Self-Funding: Mostly all entrepreneurs have to invest their cash into the business, which goes along with an enormous amount of unpaid labour during the early days of business. Self-funding may allow entrepreneurs to boost confidence of investors, who might invest in the start-up at the later stage. A business owner could also fund the business by way of loan, however, converting into equity is most common way of the investment process.
Family and friends: After self-funding, an another popular method of financing is through arranging cash from relatives and friends. They could be the people who closely know the entrepreneur and believe in his entrepreneur skills. However, one must try to set real expectations of these group of people about their stake in the company against the capital as well as their probability of losing money if the business fails.

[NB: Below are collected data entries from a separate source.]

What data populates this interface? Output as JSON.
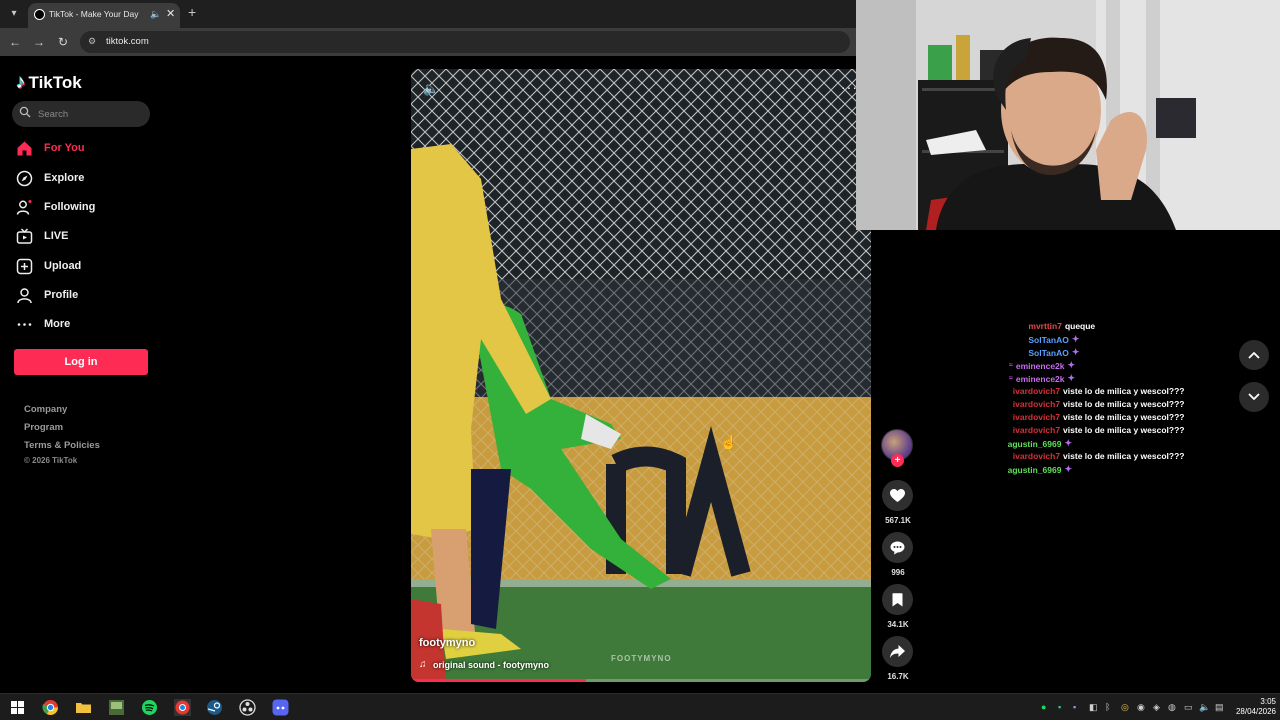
{
  "browser": {
    "tab_title": "TikTok - Make Your Day",
    "url": "tiktok.com"
  },
  "sidebar": {
    "logo_text": "TikTok",
    "search_placeholder": "Search",
    "items": [
      {
        "label": "For You",
        "icon": "home-icon",
        "active": true
      },
      {
        "label": "Explore",
        "icon": "compass-icon"
      },
      {
        "label": "Following",
        "icon": "following-icon"
      },
      {
        "label": "LIVE",
        "icon": "live-icon"
      },
      {
        "label": "Upload",
        "icon": "upload-icon"
      },
      {
        "label": "Profile",
        "icon": "profile-icon"
      },
      {
        "label": "More",
        "icon": "more-icon"
      }
    ],
    "login_label": "Log in",
    "footer_links": [
      "Company",
      "Program",
      "Terms & Policies"
    ],
    "copyright": "© 2026 TikTok"
  },
  "video": {
    "author": "footymyno",
    "sound": "original sound - footymyno",
    "watermark": "FOOTYMYNO",
    "progress": 0.38
  },
  "actions": {
    "likes": "567.1K",
    "comments": "996",
    "saves": "34.1K",
    "shares": "16.7K"
  },
  "chat": [
    {
      "user": "mvrttin7",
      "color": "#e04a4a",
      "msg": "queque"
    },
    {
      "user": "SolTanAO",
      "color": "#5aa0ff",
      "msg": "",
      "emote": true
    },
    {
      "user": "SolTanAO",
      "color": "#5aa0ff",
      "msg": "",
      "emote": true
    },
    {
      "user": "eminence2k",
      "color": "#c86cf0",
      "msg": "",
      "emote": true,
      "badge": true
    },
    {
      "user": "eminence2k",
      "color": "#c86cf0",
      "msg": "",
      "emote": true,
      "badge": true
    },
    {
      "user": "ivardovich7",
      "color": "#d6303a",
      "msg": "viste lo de milica y wescol???"
    },
    {
      "user": "ivardovich7",
      "color": "#d6303a",
      "msg": "viste lo de milica y wescol???"
    },
    {
      "user": "ivardovich7",
      "color": "#d6303a",
      "msg": "viste lo de milica y wescol???"
    },
    {
      "user": "ivardovich7",
      "color": "#d6303a",
      "msg": "viste lo de milica y wescol???"
    },
    {
      "user": "agustin_6969",
      "color": "#5ee05a",
      "msg": "",
      "emote": true
    },
    {
      "user": "ivardovich7",
      "color": "#d6303a",
      "msg": "viste lo de milica y wescol???"
    },
    {
      "user": "agustin_6969",
      "color": "#5ee05a",
      "msg": "",
      "emote": true
    }
  ],
  "taskbar": {
    "time": "3:05",
    "date": "28/04/2026"
  },
  "colors": {
    "accent": "#fe2c55",
    "background": "#000000"
  }
}
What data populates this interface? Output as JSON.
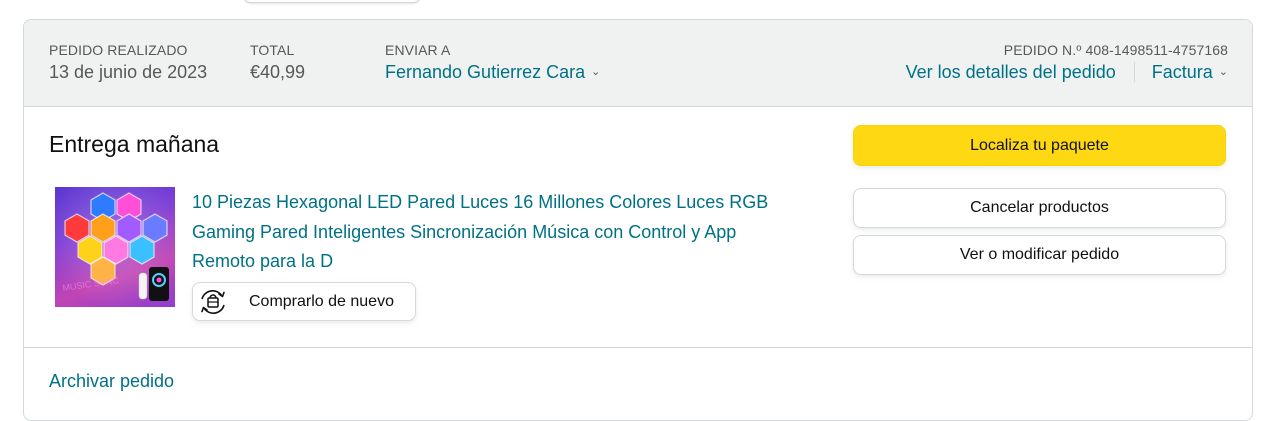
{
  "header": {
    "order_placed_label": "PEDIDO REALIZADO",
    "order_placed_value": "13 de junio de 2023",
    "total_label": "TOTAL",
    "total_value": "€40,99",
    "ship_to_label": "ENVIAR A",
    "ship_to_value": "Fernando Gutierrez Cara",
    "order_number_label": "PEDIDO N.º 408-1498511-4757168",
    "order_details_link": "Ver los detalles del pedido",
    "invoice_link": "Factura"
  },
  "delivery": {
    "status": "Entrega mañana"
  },
  "product": {
    "title": "10 Piezas Hexagonal LED Pared Luces 16 Millones Colores Luces RGB Gaming Pared Inteligentes Sincronización Música con Control y App Remoto para la D",
    "buy_again_label": "Comprarlo de nuevo",
    "image_icon": "hexagon-led-panels-image"
  },
  "actions": {
    "track_package": "Localiza tu paquete",
    "cancel_items": "Cancelar productos",
    "view_modify": "Ver o modificar pedido"
  },
  "footer": {
    "archive_link": "Archivar pedido"
  },
  "colors": {
    "link": "#007185",
    "primary_button": "#FFD814",
    "header_bg": "#F0F2F2",
    "border": "#D5D9D9"
  }
}
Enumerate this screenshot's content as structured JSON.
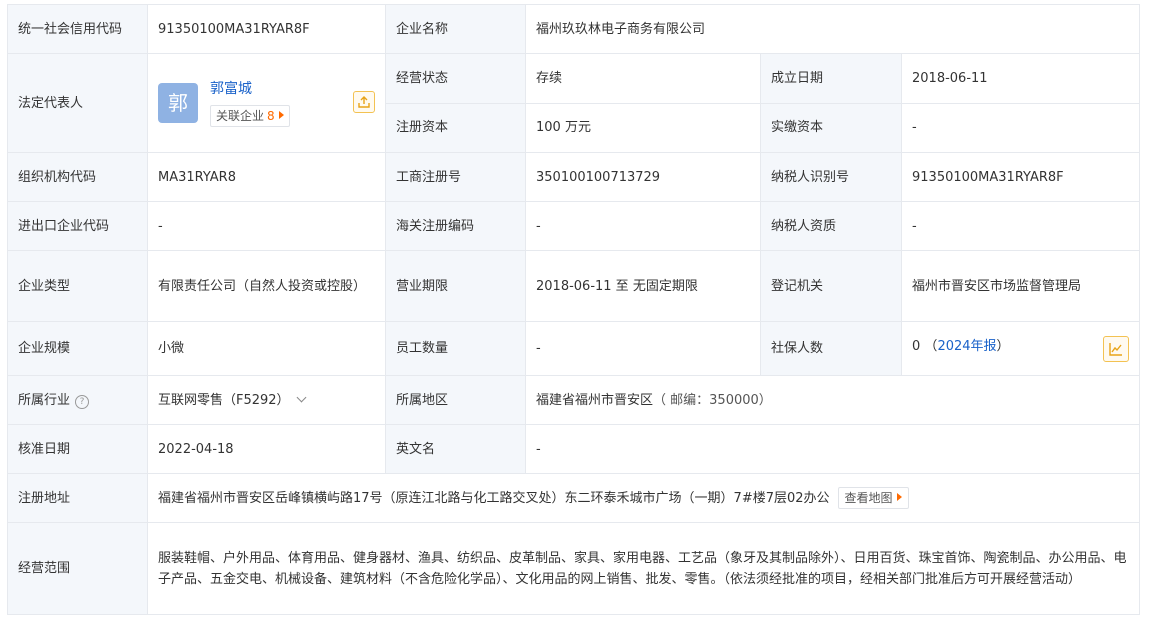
{
  "rows": {
    "credit_code": {
      "label": "统一社会信用代码",
      "value": "91350100MA31RYAR8F"
    },
    "company_name": {
      "label": "企业名称",
      "value": "福州玖玖林电子商务有限公司"
    },
    "legal_rep": {
      "label": "法定代表人",
      "avatar_char": "郭",
      "name": "郭富城",
      "related_label": "关联企业",
      "related_count": "8"
    },
    "status": {
      "label": "经营状态",
      "value": "存续"
    },
    "founded": {
      "label": "成立日期",
      "value": "2018-06-11"
    },
    "reg_capital": {
      "label": "注册资本",
      "value": "100 万元"
    },
    "paid_capital": {
      "label": "实缴资本",
      "value": "-"
    },
    "org_code": {
      "label": "组织机构代码",
      "value": "MA31RYAR8"
    },
    "biz_reg_no": {
      "label": "工商注册号",
      "value": "350100100713729"
    },
    "taxpayer_id": {
      "label": "纳税人识别号",
      "value": "91350100MA31RYAR8F"
    },
    "import_export": {
      "label": "进出口企业代码",
      "value": "-"
    },
    "customs_code": {
      "label": "海关注册编码",
      "value": "-"
    },
    "taxpayer_qual": {
      "label": "纳税人资质",
      "value": "-"
    },
    "company_type": {
      "label": "企业类型",
      "value": "有限责任公司（自然人投资或控股）"
    },
    "biz_term": {
      "label": "营业期限",
      "value": "2018-06-11 至 无固定期限"
    },
    "reg_authority": {
      "label": "登记机关",
      "value": "福州市晋安区市场监督管理局"
    },
    "scale": {
      "label": "企业规模",
      "value": "小微"
    },
    "employees": {
      "label": "员工数量",
      "value": "-"
    },
    "social_security": {
      "label": "社保人数",
      "value": "0",
      "paren_open": "（",
      "report": "2024年报",
      "paren_close": "）"
    },
    "industry": {
      "label": "所属行业",
      "help": "?",
      "value": "互联网零售（F5292）"
    },
    "region": {
      "label": "所属地区",
      "value": "福建省福州市晋安区",
      "postcode": "（ 邮编：350000）"
    },
    "approval_date": {
      "label": "核准日期",
      "value": "2022-04-18"
    },
    "english_name": {
      "label": "英文名",
      "value": "-"
    },
    "reg_address": {
      "label": "注册地址",
      "value": "福建省福州市晋安区岳峰镇横屿路17号（原连江北路与化工路交叉处）东二环泰禾城市广场（一期）7#楼7层02办公",
      "map_button": "查看地图"
    },
    "biz_scope": {
      "label": "经营范围",
      "value": "服装鞋帽、户外用品、体育用品、健身器材、渔具、纺织品、皮革制品、家具、家用电器、工艺品（象牙及其制品除外）、日用百货、珠宝首饰、陶瓷制品、办公用品、电子产品、五金交电、机械设备、建筑材料（不含危险化学品）、文化用品的网上销售、批发、零售。（依法须经批准的项目，经相关部门批准后方可开展经营活动）"
    }
  },
  "colors": {
    "label_bg": "#f4f7fb",
    "border": "#e6e9ee",
    "link_blue": "#1a62c9",
    "accent_orange": "#ff6a00",
    "icon_yellow": "#e8a317",
    "avatar_bg": "#8fb2e3"
  },
  "icons": {
    "share": "share-icon",
    "trend": "trend-chart-icon",
    "help": "help-icon",
    "chevron": "chevron-down-icon",
    "arrow": "arrow-right-icon"
  }
}
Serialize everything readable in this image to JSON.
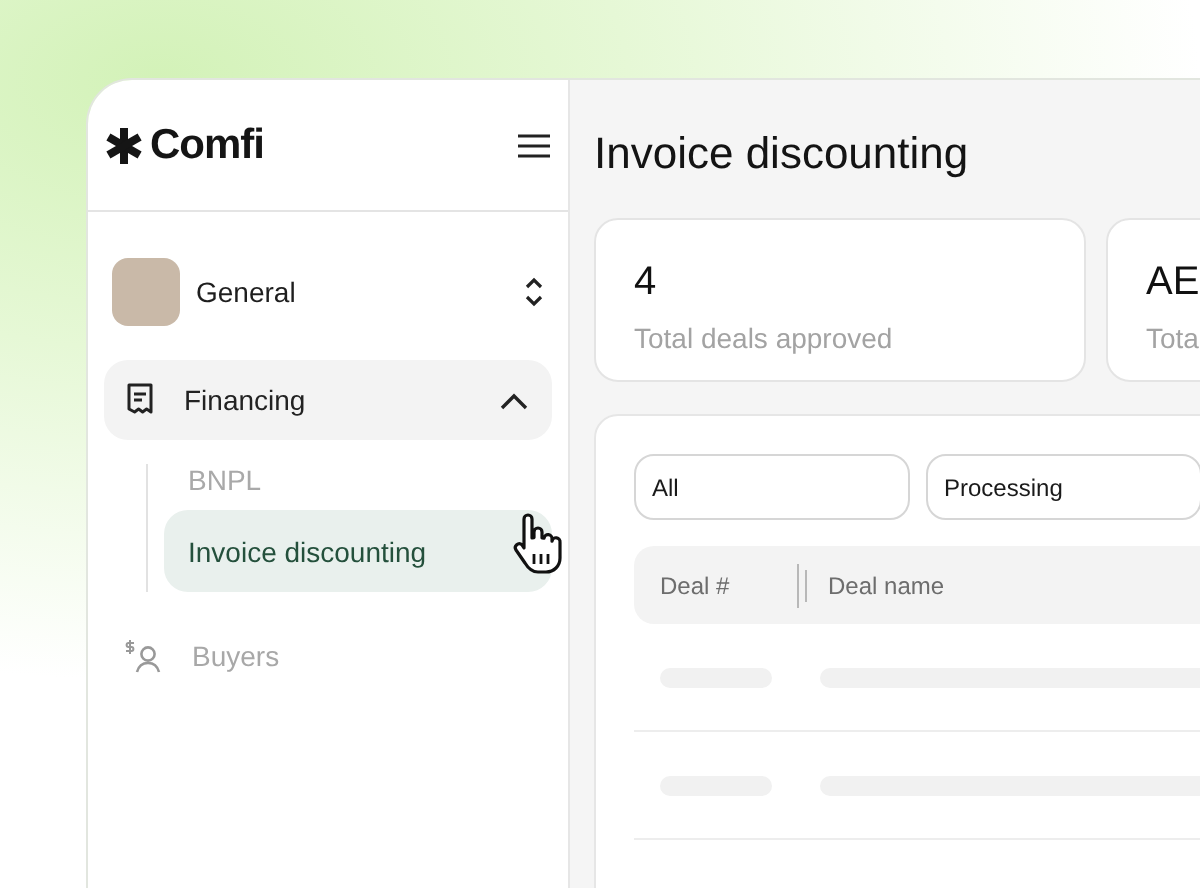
{
  "logo": {
    "text": "Comfi"
  },
  "account": {
    "name": "General"
  },
  "nav": [
    {
      "label": "Financing",
      "kind": "group",
      "expanded": true,
      "children": [
        {
          "label": "BNPL",
          "selected": false
        },
        {
          "label": "Invoice discounting",
          "selected": true
        }
      ]
    },
    {
      "label": "Buyers",
      "kind": "link"
    }
  ],
  "page": {
    "title": "Invoice discounting"
  },
  "stats": [
    {
      "value": "4",
      "label": "Total deals approved"
    },
    {
      "value": "AE",
      "label": "Tota"
    }
  ],
  "filters": [
    {
      "value": "All"
    },
    {
      "value": "Processing"
    }
  ],
  "table": {
    "columns": [
      "Deal #",
      "Deal name"
    ]
  }
}
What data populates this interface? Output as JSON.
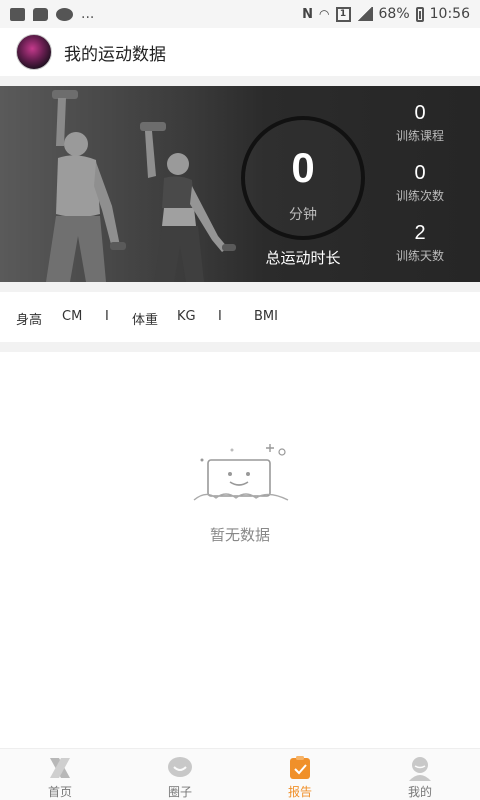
{
  "status_bar": {
    "dots": "...",
    "battery": "68%",
    "time": "10:56",
    "sim_label": "1"
  },
  "header": {
    "title": "我的运动数据"
  },
  "banner": {
    "minutes_value": "0",
    "minutes_unit": "分钟",
    "total_label": "总运动时长",
    "stats": [
      {
        "value": "0",
        "label": "训练课程"
      },
      {
        "value": "0",
        "label": "训练次数"
      },
      {
        "value": "2",
        "label": "训练天数"
      }
    ]
  },
  "metrics": {
    "height_label": "身高",
    "height_unit": "CM",
    "sep": "I",
    "weight_label": "体重",
    "weight_unit": "KG",
    "bmi_label": "BMI"
  },
  "empty_state": {
    "text": "暂无数据"
  },
  "bottom_nav": {
    "items": [
      {
        "label": "首页",
        "icon": "x-logo-icon"
      },
      {
        "label": "圈子",
        "icon": "smile-bubble-icon"
      },
      {
        "label": "报告",
        "icon": "clipboard-check-icon",
        "active": true
      },
      {
        "label": "我的",
        "icon": "profile-icon"
      }
    ],
    "active_color": "#f0902a",
    "inactive_color": "#b0b0b0"
  }
}
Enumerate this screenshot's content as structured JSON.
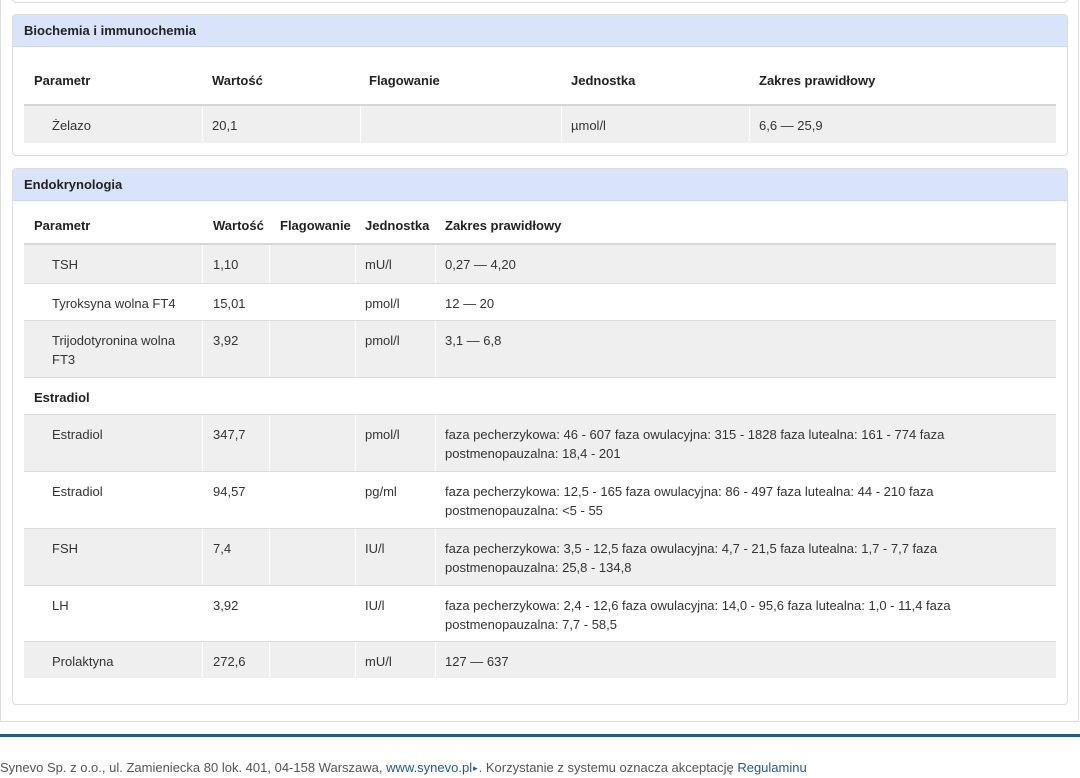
{
  "biochem": {
    "title": "Biochemia i immunochemia",
    "headers": {
      "param": "Parametr",
      "value": "Wartość",
      "flag": "Flagowanie",
      "unit": "Jednostka",
      "range": "Zakres prawidłowy"
    },
    "rows": [
      {
        "param": "Żelazo",
        "value": "20,1",
        "flag": "",
        "unit": "µmol/l",
        "range": "6,6 — 25,9"
      }
    ]
  },
  "endo": {
    "title": "Endokrynologia",
    "headers": {
      "param": "Parametr",
      "value": "Wartość",
      "flag": "Flagowanie",
      "unit": "Jednostka",
      "range": "Zakres prawidłowy"
    },
    "rows": [
      {
        "param": "TSH",
        "value": "1,10",
        "flag": "",
        "unit": "mU/l",
        "range": "0,27 — 4,20"
      },
      {
        "param": "Tyroksyna wolna FT4",
        "value": "15,01",
        "flag": "",
        "unit": "pmol/l",
        "range": "12 — 20"
      },
      {
        "param": "Trijodotyronina wolna FT3",
        "value": "3,92",
        "flag": "",
        "unit": "pmol/l",
        "range": "3,1 — 6,8"
      }
    ],
    "group_label": "Estradiol",
    "group_rows": [
      {
        "param": "Estradiol",
        "value": "347,7",
        "flag": "",
        "unit": "pmol/l",
        "range": "faza pecherzykowa: 46 - 607 faza owulacyjna: 315 - 1828 faza lutealna: 161 - 774 faza postmenopauzalna: 18,4 - 201"
      },
      {
        "param": "Estradiol",
        "value": "94,57",
        "flag": "",
        "unit": "pg/ml",
        "range": "faza pecherzykowa: 12,5 - 165 faza owulacyjna: 86 - 497 faza lutealna: 44 - 210 faza postmenopauzalna: <5 - 55"
      },
      {
        "param": "FSH",
        "value": "7,4",
        "flag": "",
        "unit": "IU/l",
        "range": "faza pecherzykowa: 3,5 - 12,5 faza owulacyjna: 4,7 - 21,5 faza lutealna: 1,7 - 7,7 faza postmenopauzalna: 25,8 - 134,8"
      },
      {
        "param": "LH",
        "value": "3,92",
        "flag": "",
        "unit": "IU/l",
        "range": "faza pecherzykowa: 2,4 - 12,6 faza owulacyjna: 14,0 - 95,6 faza lutealna: 1,0 - 11,4 faza postmenopauzalna: 7,7 - 58,5"
      },
      {
        "param": "Prolaktyna",
        "value": "272,6",
        "flag": "",
        "unit": "mU/l",
        "range": "127 — 637"
      }
    ]
  },
  "footer": {
    "company": "Synevo Sp. z o.o., ul. Zamieniecka 80 lok. 401, 04-158 Warszawa,",
    "link": "www.synevo.pl",
    "notice": ". Korzystanie z systemu oznacza akceptację",
    "terms": "Regulaminu"
  }
}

Angel Investors: The high-net-worth individuals (HNI)s in India are keen on investing in a start-up during its early stages nowadays. Though such HNIs invest for a short-term, for a period in between 1-2 years and look for a return of up to 2-3 times their invested capital. The only shortcoming here is that angel investors do not invest in second rounds of capital raising and do not have great connections with venture firms.
Seed Funds or Micro Venture Capital Firms: Over the last few years, Micro VCs or Seed Funds have started investing into start-up entities. These firms work quickly in decision making and can be the fast mode for one to secure capital though they come with some disadvantages as well.